As suggested here, back then i had meetings with key people in the organisation (also a badly run charity) put together lists of what i do and how long it takes etc etc. Nothing changed for the longest of times.

Things came to a head Two years ago when all the work stress, combined with various family stresses meant that i had to I take 3 months out from work.

Despite the break I didn't recover well enough and have now been on ADs for well over a year , and have had therapy.

In the interim I have had to learn to implement boundaries around work. I reduced my contracted hours, and have learned to 'walk away' ... not always successfully but I try very hard, and it is helping me alot.

I'd really urge you to assess your own ability to impose the boundaries you need to stay healthy. I've had to learn to live with that continuous sense of not doing everything that's needed. To allow things to go wrong, and not to pick up the pieces, or feel guilty about it.

if you think you can't do that, i think you should leave, for your family's sake. They will be the ones most affected by your mental ill-health.

FinnBalorsAbs · 19/08/2019 09:35

Sorry, I did go on didn't I? Basically your thread kickstarted what is my usual Monday morning existential work crisis!

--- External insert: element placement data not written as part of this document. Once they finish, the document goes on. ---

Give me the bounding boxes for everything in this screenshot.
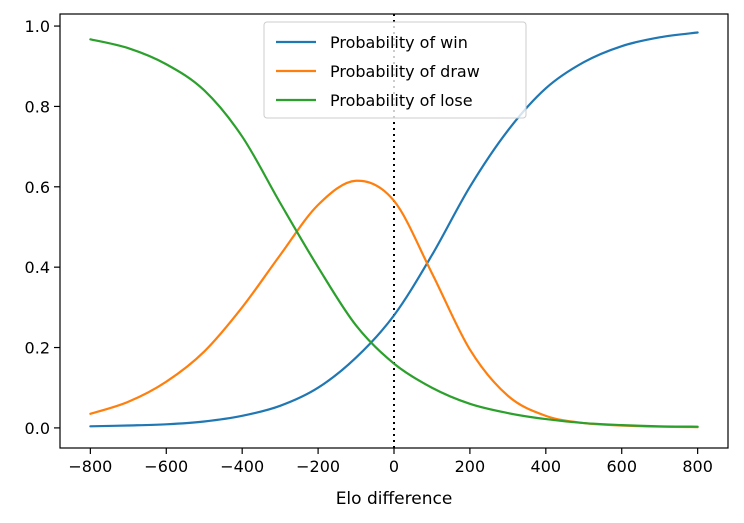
x-tick-label: 400 <box>531 457 562 476</box>
series-layer <box>89 31 699 429</box>
x-tick-label: 200 <box>455 457 486 476</box>
legend-label-2: Probability of draw <box>330 62 480 81</box>
series-line-1 <box>89 31 699 428</box>
x-tick-label: −600 <box>144 457 188 476</box>
legend-label-3: Probability of lose <box>330 91 473 110</box>
legend-label-1: Probability of win <box>330 33 468 52</box>
legend: Probability of win Probability of draw Pro… <box>263 21 527 119</box>
legend-items: Probability of win Probability of draw Pro… <box>276 33 480 110</box>
series-line-3 <box>89 38 699 428</box>
y-tick-label: 0.6 <box>25 178 50 197</box>
legend-frame <box>263 21 527 119</box>
y-tick-label: 0.4 <box>25 258 50 277</box>
x-tick-label: −200 <box>296 457 340 476</box>
y-ticks: 0.0 0.2 0.4 0.6 0.8 1.0 <box>25 17 60 438</box>
y-tick-label: 0.8 <box>25 97 50 116</box>
y-tick-label: 0.0 <box>25 419 50 438</box>
y-tick-label: 1.0 <box>25 17 50 36</box>
x-ticks: −800 −600 −400 −200 0 200 400 600 800 <box>68 448 713 476</box>
y-tick-label: 0.2 <box>25 339 50 358</box>
x-tick-label: 800 <box>682 457 713 476</box>
x-tick-label: −400 <box>220 457 264 476</box>
x-axis-label: Elo difference <box>336 489 453 509</box>
x-tick-label: −800 <box>68 457 112 476</box>
x-tick-label: 0 <box>389 457 399 476</box>
x-tick-label: 600 <box>606 457 637 476</box>
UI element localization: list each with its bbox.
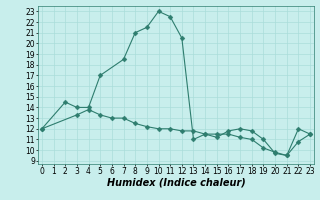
- X-axis label: Humidex (Indice chaleur): Humidex (Indice chaleur): [107, 178, 245, 188]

DerelictWreck · 19/08/2019 09:40

QueenEnid

Then no one else would do it

Ok, so then no-one else does it.

No-one is making you work all those hours, you are choosing to between the options of doing it, or let the work slide. But given that it's too much you need to be firmer with your boss.

Don't let the fact that it's a charity or you're understaffed impact your whole life. I understand I work for a charity where I always have too much to do to. I could work 100 hours a week and get everything done, or I could work 50 and prioritize and explain to my boss what I'm being forced to de-prioritize and the consequences of that.

If you continue to work like this then fine but recognize that it is a choice you're making, even if from a limited pool of options.